This is the first instance of an economic contraction for the country in at least four decades, and also the first GDP decline since India began publishing quarterly numbers in 1996. In the January-March quarter of this year, the economy had grown by 3.1 per cent year-on-year — the lowest rate in over 17 years — and by 5.2 per cent in the June quarter of 2019-20. The rate of India's GDP growth had declined from 6.1 per cent in FY19 to 4.2 per cent in FY20, the slowest in 11 years.
Gross value added (GVA) for the country declined by 22.8 per cent, manufacturing by 39.3 per cent, and mining by 23.3 per cent. Gross fixed capital formation (GFCF) contracted 52.9%, electricity 7 per cent, and construction activities 50.3 per cent. Agriculture and allied activities, meanwhile, were a bright spot, growing 3.4 per cent during the quarter.
India is not alone in reporting dismal GDP numbers. Even as China managed to buck the trend and, in fact, see an expansion of 3.20 per cent during the April-June quarter, the UK’s economy shrank 21.7 per cent, Germany’s by 10.10 per cent, and the US’ by 9.10 per cent.
The official figures were broadly in line with estimates by various agencies, all of which had forecast a decline in GDP during the quarter, though they had different in the extent of drop — from 15 per cent to 35 per cent.
Former chief statistician Pronab Sen had projected a GDP contraction of 25 per cent to 35 per cent but cautioned that the NSO might come up with a much lower contraction (15-16 per cent) because corporate data would be used as proxy for the informal sector.
ICRA Principal Economist Aditi Nayar, who had estimated a 25 per cent fall, had said: “We caution that the divergence in the performance of the formal and informal sectors might not get fully represented in the GDP data, given the lack of adequate proxies for the latter.”
Economists surveyed by Bloomberg as of Friday had estimated a 19.2 per cent GDP decline in the quarter.
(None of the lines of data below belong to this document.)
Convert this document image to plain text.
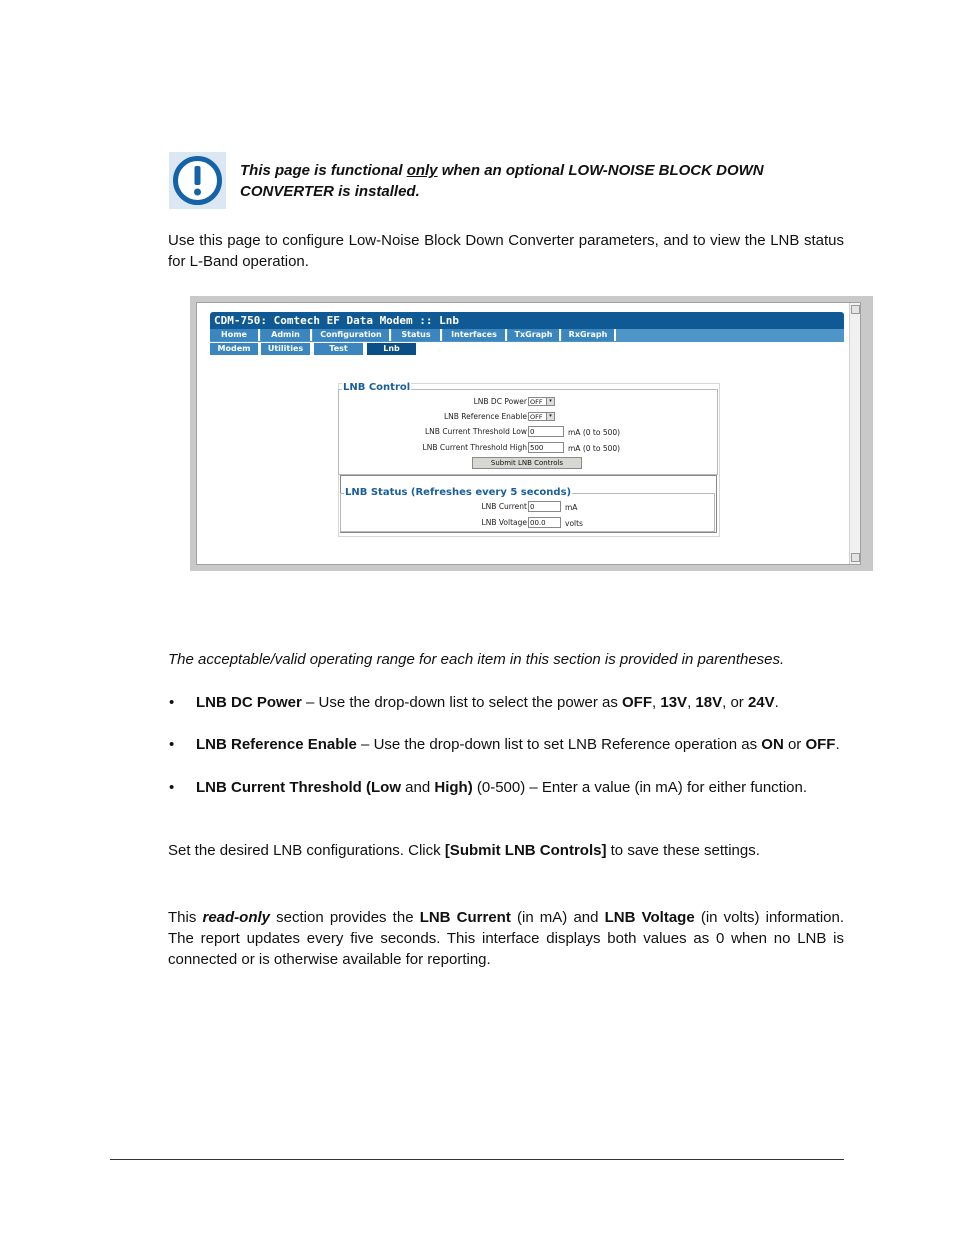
This page is functional only when an optional LOW-NOISE BLOCK DOWN CONVERTER is installed.
Use this page to configure Low-Noise Block Down Converter parameters, and to view the LNB status for L-Band operation.
CDM-750: Comtech EF Data Modem :: Lnb
Home	Admin	Configuration	Status	Interfaces	TxGraph	RxGraph
Modem	Utilities	Test	Lnb
LNB Control
LNB DC Power OFF	▾
LNB Reference Enable OFF	▾
LNB Current Threshold Low 0	mA (0 to 500)
LNB Current Threshold High 500	mA (0 to 500)
Submit LNB Controls
LNB Status (Refreshes every 5 seconds)
LNB Current 0	mA
LNB Voltage 00.0	volts
The acceptable/valid operating range for each item in this section is provided in parentheses.
• LNB DC Power – Use the drop-down list to select the power as OFF, 13V, 18V, or 24V.
• LNB Reference Enable – Use the drop-down list to set LNB Reference operation as ON or OFF.
• LNB Current Threshold (Low and High) (0-500) – Enter a value (in mA) for either function.
Set the desired LNB configurations. Click [Submit LNB Controls] to save these settings.
This read-only section provides the LNB Current (in mA) and LNB Voltage (in volts) information. The report updates every five seconds. This interface displays both values as 0 when no LNB is connected or is otherwise available for reporting.
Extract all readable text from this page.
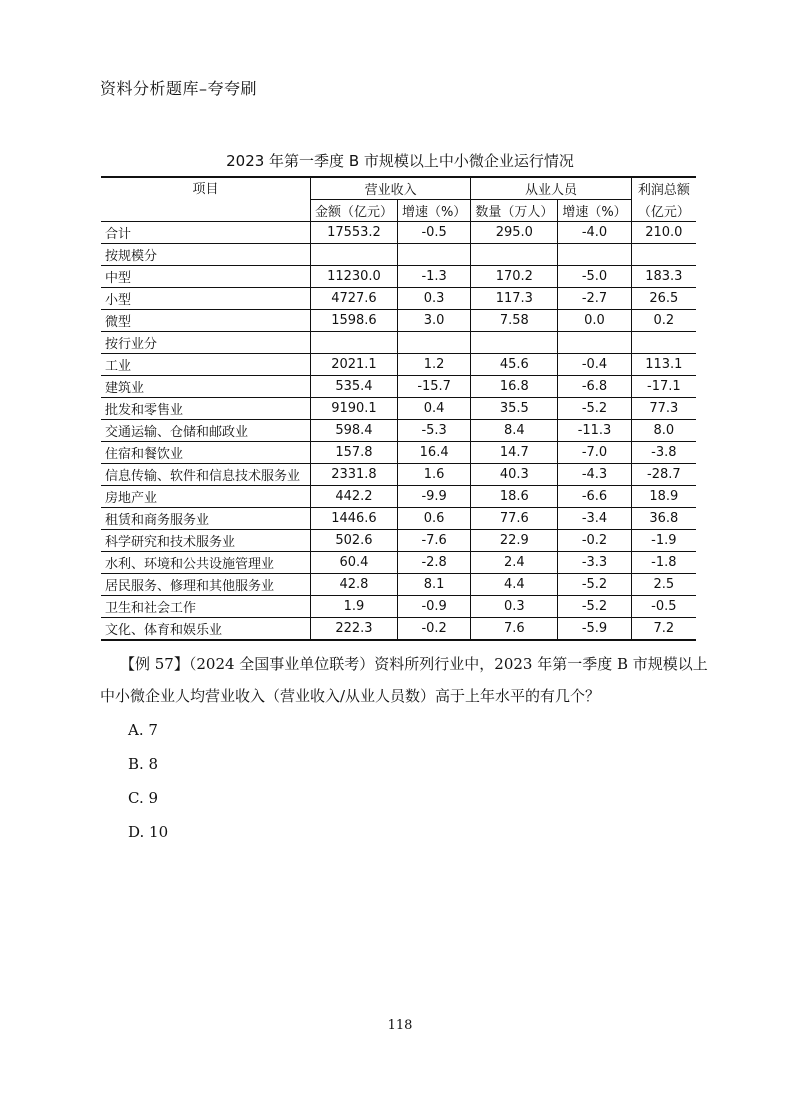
资料分析题库–夸夸刷
2023 年第一季度 B 市规模以上中小微企业运行情况
项目	营业收入		从业人员		利润总额
	金额（亿元）	增速（%）	数量（万人）	增速（%）	（亿元）
合计	17553.2	-0.5	295.0	-4.0	210.0
按规模分					
中型	11230.0	-1.3	170.2	-5.0	183.3
小型	4727.6	0.3	117.3	-2.7	26.5
微型	1598.6	3.0	7.58	0.0	0.2
按行业分					
工业	2021.1	1.2	45.6	-0.4	113.1
建筑业	535.4	-15.7	16.8	-6.8	-17.1
批发和零售业	9190.1	0.4	35.5	-5.2	77.3
交通运输、仓储和邮政业	598.4	-5.3	8.4	-11.3	8.0
住宿和餐饮业	157.8	16.4	14.7	-7.0	-3.8
信息传输、软件和信息技术服务业	2331.8	1.6	40.3	-4.3	-28.7
房地产业	442.2	-9.9	18.6	-6.6	18.9
租赁和商务服务业	1446.6	0.6	77.6	-3.4	36.8
科学研究和技术服务业	502.6	-7.6	22.9	-0.2	-1.9
水利、环境和公共设施管理业	60.4	-2.8	2.4	-3.3	-1.8
居民服务、修理和其他服务业	42.8	8.1	4.4	-5.2	2.5
卫生和社会工作	1.9	-0.9	0.3	-5.2	-0.5
文化、体育和娱乐业	222.3	-0.2	7.6	-5.9	7.2
【例 57】（2024 全国事业单位联考）资料所列行业中，2023 年第一季度 B 市规模以上中小微企业人均营业收入（营业收入/从业人员数）高于上年水平的有几个？
A. 7
B. 8
C. 9
D. 10
118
Bloomberg had quoted HSBC Holdings Plc Chief India Economist Pranjul Bhandari as saying: “The statistics office could announce GDP contraction of 17.5% year-on-year, which could subsequently be revised to a 25 per cent contraction when the informal sector survey is available.”
The lockdown and the gradual unlock in several states contributed to a sharp 40.7 per cent year-on-year contraction in manufacturing volumes, according to ICRA’s Nayar.
India Ratings had projected a 17.03 per cent fall. “Business disruption from March to May has been so severe for production, supply/trade, and activities, especially in sectors like aviation, tourism, hotels and hospitality, that FY21 GDP growth is expected to contract for the first time since FY80,” said India Ratings Chief Economist Devendra Pant.